从国内政治延伸到国际政治,即使被西方广为推崇的“民主和平论”也饱受西方学者的质疑。1995年,学者David.E.Spiro在国际关系顶级学术期刊International Security(《国际安全》)上发表了Insignificance of Liberal Peace(《自由和平的不显著性》)一文。作者应用统计学方法计算并对比了近200年间民主国家之间发生战争的概率,与随机选取的两个国家发生战争和冲突的概率相比,两者的结果其实是接近的。也许有论者可能会辩称,民主的定义本身就是多样化多变的,200年前的民主国家也许现在看来可能就成了威权国家,因此这样的计算是不可信的。虽然社会科学本来就不同于自然科学可以精确计算,但是这种质疑的声音则从另一个方面说明不存在标准化的、绝对化的民主国家,用西方的观点来衡量别国的政治发展本身就是一种主观的臆断、一种偏见。以东南亚国家为例,东盟国家能够逐步跨越意识形态上的分歧,走向联合,并成为发展中国家合作与发展的最好的国家组织之一,再次表明维系国家与国家间和平的纽带不是民主,而是对国家间政治和文化的尊重与包容。这也是中国政府强调“让命运共同体意识在周边国家生根落地”的深刻依据。

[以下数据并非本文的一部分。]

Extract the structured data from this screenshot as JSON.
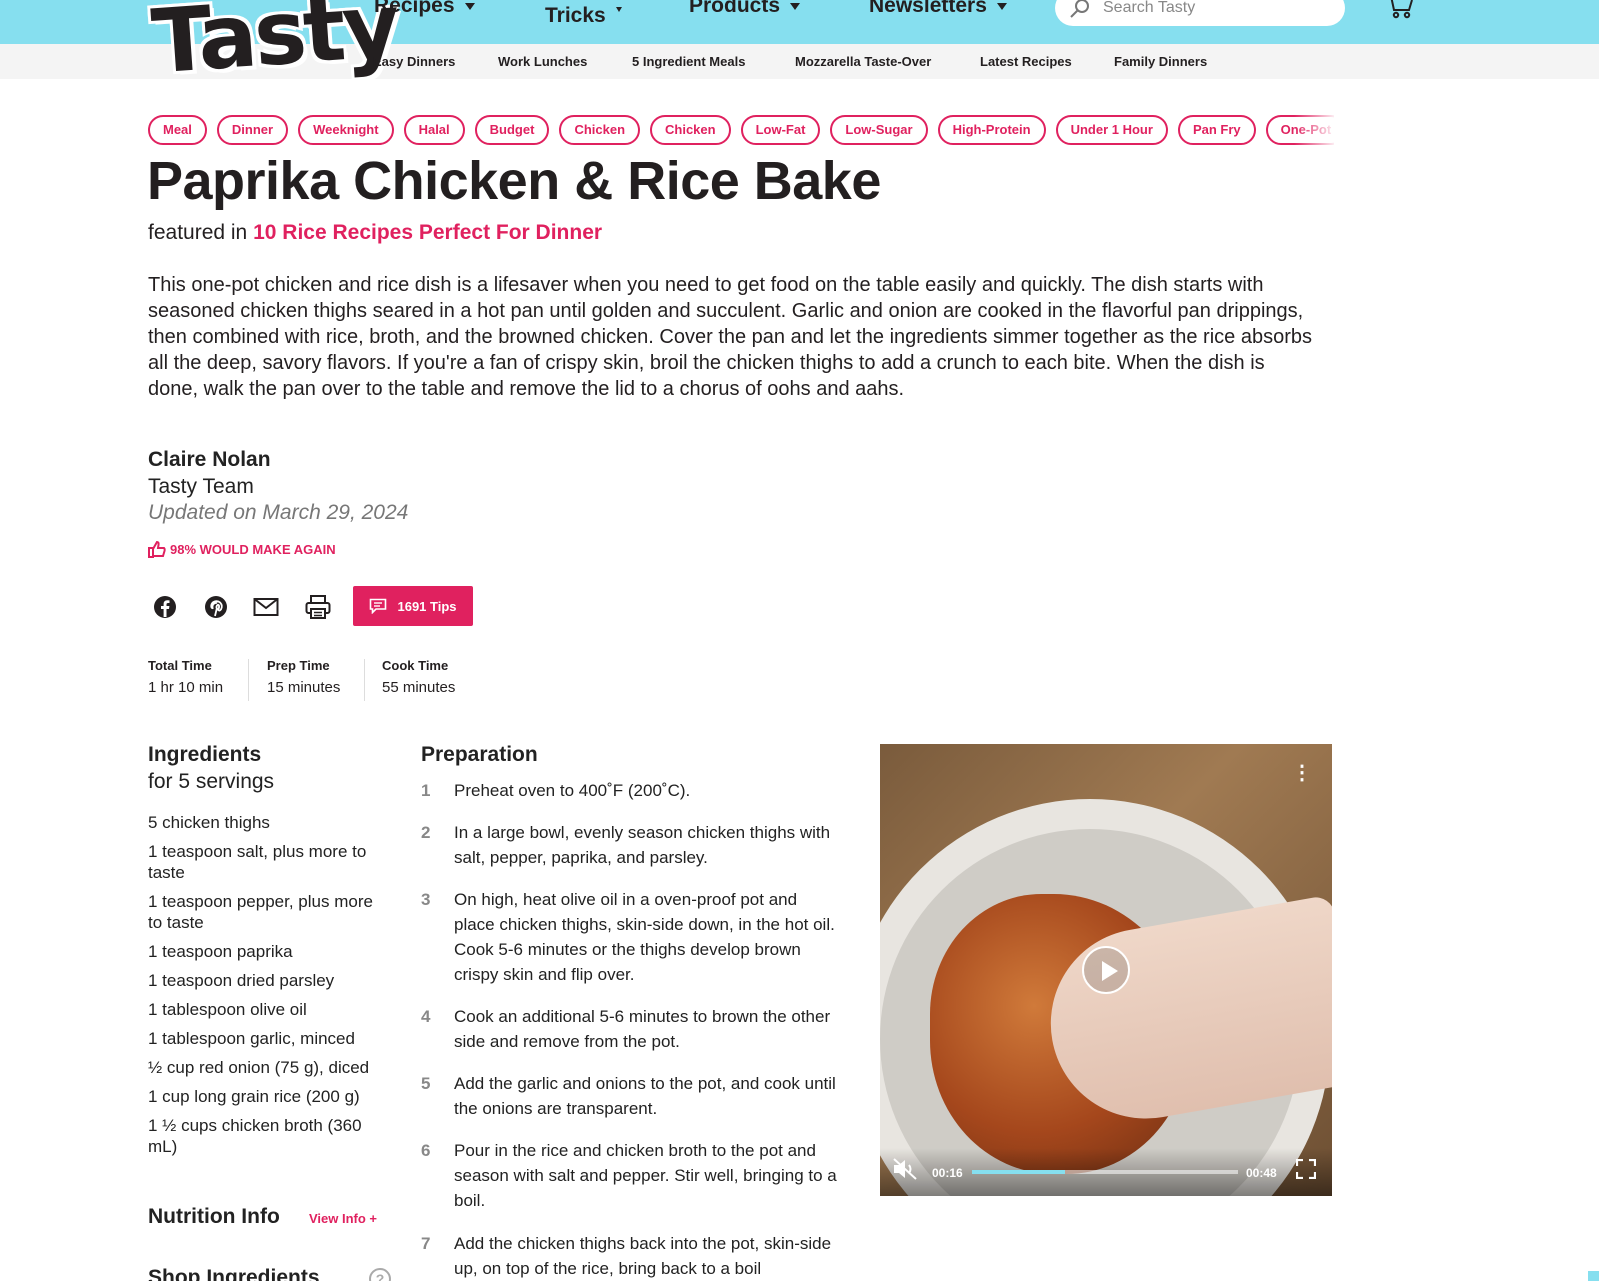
{
  "brand": {
    "logo_text": "Tasty"
  },
  "nav": {
    "items": [
      {
        "label": "Recipes"
      },
      {
        "label": "Tricks"
      },
      {
        "label": "Products"
      },
      {
        "label": "Newsletters"
      }
    ],
    "search_placeholder": "Search Tasty"
  },
  "subnav": [
    "Easy Dinners",
    "Work Lunches",
    "5 Ingredient Meals",
    "Mozzarella Taste-Over",
    "Latest Recipes",
    "Family Dinners"
  ],
  "tags": [
    "Meal",
    "Dinner",
    "Weeknight",
    "Halal",
    "Budget",
    "Chicken",
    "Chicken",
    "Low-Fat",
    "Low-Sugar",
    "High-Protein",
    "Under 1 Hour",
    "Pan Fry",
    "One-Pot"
  ],
  "recipe": {
    "title": "Paprika Chicken & Rice Bake",
    "featured_prefix": "featured in",
    "featured_link": "10 Rice Recipes Perfect For Dinner",
    "description": "This one-pot chicken and rice dish is a lifesaver when you need to get food on the table easily and quickly. The dish starts with seasoned chicken thighs seared in a hot pan until golden and succulent. Garlic and onion are cooked in the flavorful pan drippings, then combined with rice, broth, and the browned chicken. Cover the pan and let the ingredients simmer together as the rice absorbs all the deep, savory flavors. If you're a fan of crispy skin, broil the chicken thighs to add a crunch to each bite. When the dish is done, walk the pan over to the table and remove the lid to a chorus of oohs and aahs.",
    "author": "Claire Nolan",
    "team": "Tasty Team",
    "updated": "Updated on March 29, 2024",
    "rating": "98% WOULD MAKE AGAIN",
    "tips_label": "1691 Tips",
    "times": [
      {
        "label": "Total Time",
        "value": "1 hr 10 min"
      },
      {
        "label": "Prep Time",
        "value": "15 minutes"
      },
      {
        "label": "Cook Time",
        "value": "55 minutes"
      }
    ]
  },
  "ingredients": {
    "title": "Ingredients",
    "servings": "for 5 servings",
    "items": [
      "5 chicken thighs",
      "1 teaspoon salt, plus more to taste",
      "1 teaspoon pepper, plus more to taste",
      "1 teaspoon paprika",
      "1 teaspoon dried parsley",
      "1 tablespoon olive oil",
      "1 tablespoon garlic, minced",
      "½ cup red onion (75 g), diced",
      "1 cup long grain rice (200 g)",
      "1 ½ cups chicken broth  (360 mL)"
    ],
    "nutrition_title": "Nutrition Info",
    "view_info": "View Info +",
    "shop_title": "Shop Ingredients",
    "help_glyph": "?"
  },
  "preparation": {
    "title": "Preparation",
    "steps": [
      {
        "num": "1",
        "text": "Preheat oven to 400˚F (200˚C)."
      },
      {
        "num": "2",
        "text": "In a large bowl, evenly season chicken thighs with salt, pepper, paprika, and parsley."
      },
      {
        "num": "3",
        "text": "On high, heat olive oil in a oven-proof pot and place chicken thighs, skin-side down, in the hot oil. Cook 5-6 minutes or the thighs develop brown crispy skin and flip over."
      },
      {
        "num": "4",
        "text": "Cook an additional 5-6 minutes to brown the other side and remove from the pot."
      },
      {
        "num": "5",
        "text": "Add the garlic and onions to the pot, and cook until the onions are transparent."
      },
      {
        "num": "6",
        "text": "Pour in the rice and chicken broth to the pot and season with salt and pepper. Stir well, bringing to a boil."
      },
      {
        "num": "7",
        "text": "Add the chicken thighs back into the pot, skin-side up, on top of the rice, bring back to a boil"
      }
    ]
  },
  "video": {
    "current_time": "00:16",
    "duration": "00:48",
    "progress_fraction": 0.35,
    "buffered_fraction": 0.91
  },
  "colors": {
    "accent": "#e0215f",
    "header": "#86dfef"
  }
}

改革是中国模式的不断探索。从孙中山到毛泽东、邓小平,中国人民经历了创立共和、建立新中国、改革开放,构成了中国波澜壮阔、翻天覆地的百年激荡史。历史最终选择了中国特色社会主义,说明这一政治体制是符合中国国情的。与此同时,20世纪80年代末90年代初的苏东剧变,从一个侧面表明僵化不变的政治经济模式同样是行不通的。改革开放的35年来,从历史性的改革开放,到开拓性地建设社会主义市场经济,再到现在顺应社会发展需求大胆地让市场在国民经济中起决定性作用,中国共产党和政府一直在探索符合中国国情的发展模式。可以相信,十八届三中全会推出的一揽子全面深化改革方案,无疑将以全方位的顶层设计、涉险滩的攻坚克难而载入史册。
改革是实现自我超越的关键抉择,是探索、完善中国发展模式的必经之路。这条道路是曲折的,在少有前人经验的情况下,中国的改革和发展的确具有探索性质。有探索就会有争议,但争议终究是为了更好地改革。更重要的是,我们能够坚定改革的信念,不因怀疑的声音而退却脚步,不被傲慢的非议而乱了方阵。借用本文开篇引述的那句话,“一个能够面对和接受历史挑战并变得强大富有、赢得现代世界尊重的中国”,对此,我们充满信心和期待。